Tuesday, November 5, 2013

#page462 OK, we won't kill you, but you had better not make any sandwiches

In an earlier post about the company that will eventually replace Walmart (and Amazon) at the top of the business heap, I included my proposed letter to Vizio, enticing them to participate in my planned store, the Empoprisesorium. A portion of the letter read as follows:

Within your little space, you have complete freedom to sell the stuff any way you want - well, except for a few little rules that we'll impose on how you sell things. If you're a franchise operation yourself, you'll recognize some of the things that you'll see in our 1,000 page guide that we provide to sellers.

Which reminds me - on about page 383 of the guide, you'll see that all sales that you conduct in our store have to pass through our cash registers. None of this booking sales on the floor that go some other way.
If we catch you making sales that don't go through our cash registers, we will kill you. Literally. See page 462.


Of course, this is ridiculous. Outside of criminal activity, no one would kill someone else in a business dispute.

But there's a lot that business can put into an agreement.

Rick Holman, who has shared stuff with me in the past after I wrote about former WAAY reporter Shea Allen, has shared something with me again - and this one involves a franchise that I recently visited (well, not the Michigan location in this article).

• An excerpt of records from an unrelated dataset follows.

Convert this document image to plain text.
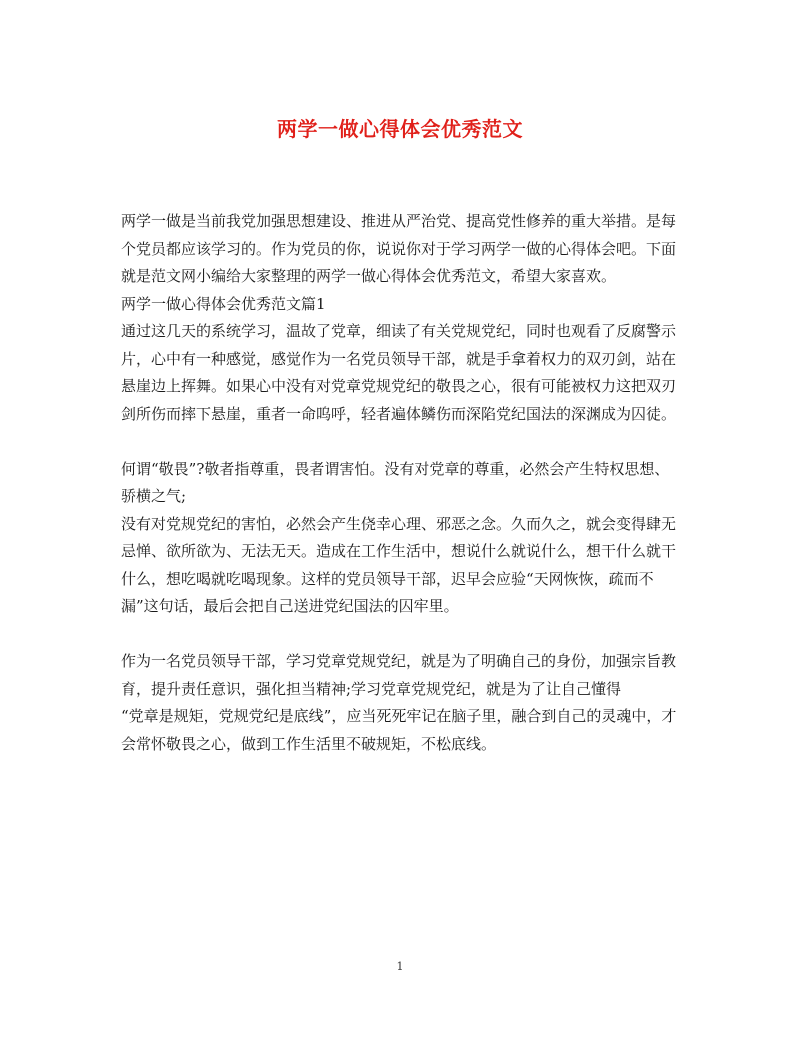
两学一做心得体会优秀范文

两学一做是当前我党加强思想建设、推进从严治党、提高党性修养的重大举措。是每个党员都应该学习的。作为党员的你，说说你对于学习两学一做的心得体会吧。下面就是范文网小编给大家整理的两学一做心得体会优秀范文，希望大家喜欢。

两学一做心得体会优秀范文篇1

通过这几天的系统学习，温故了党章，细读了有关党规党纪，同时也观看了反腐警示片，心中有一种感觉，感觉作为一名党员领导干部，就是手拿着权力的双刃剑，站在悬崖边上挥舞。如果心中没有对党章党规党纪的敬畏之心，很有可能被权力这把双刃剑所伤而摔下悬崖，重者一命呜呼，轻者遍体鳞伤而深陷党纪国法的深渊成为囚徒。

何谓“敬畏”?敬者指尊重，畏者谓害怕。没有对党章的尊重，必然会产生特权思想、骄横之气;

没有对党规党纪的害怕，必然会产生侥幸心理、邪恶之念。久而久之，就会变得肆无忌惮、欲所欲为、无法无天。造成在工作生活中，想说什么就说什么，想干什么就干什么，想吃喝就吃喝现象。这样的党员领导干部，迟早会应验“天网恢恢，疏而不漏”这句话，最后会把自己送进党纪国法的囚牢里。

作为一名党员领导干部，学习党章党规党纪，就是为了明确自己的身份，加强宗旨教育，提升责任意识，强化担当精神;学习党章党规党纪，就是为了让自己懂得

“党章是规矩，党规党纪是底线”，应当死死牢记在脑子里，融合到自己的灵魂中，才会常怀敬畏之心，做到工作生活里不破规矩，不松底线。

1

A woman is fighting to work at another sandwich shop after Subway enforced her non-compete contract, which she regrets not fully understanding when she was young and signed it....

Several weeks later [Leah] Benene got a job at another sandwich shop. But then she got a letter which contained a copy of the non-compete contract she signed back in December of 2009....

It's a document - she signed - saying she can't work at a competing business within one hundred miles for a full year after leaving Subway. Benene also received this letter from the company attorney telling her she must honor the contract, and the lawyer contacted her new employer as well.

"They also sent the non-compete letter and the lawyer letter directly to that franchise, and, since then, I've been terminated from there," says Benene.


This is just part of the story - the whole thing is here.

I'm not sure how lawyers define "competing business." Is a McDonald's a competing business? An Outback steakhouse? The Swedish meatball area at an Ikea? Of course, the broader the definition of "competing business," the less likely that Leah Benene will be able to find work, meaning that she could theoretically starve to death.

See page 462.

P.S. I was curious to know whether The Wrath of the Internet had struck the Yelp page for Benene's former employer, but as of now it has not.

P.P.S. Not sure what Shea Allen is doing these days. She may (or may not) be writing a book.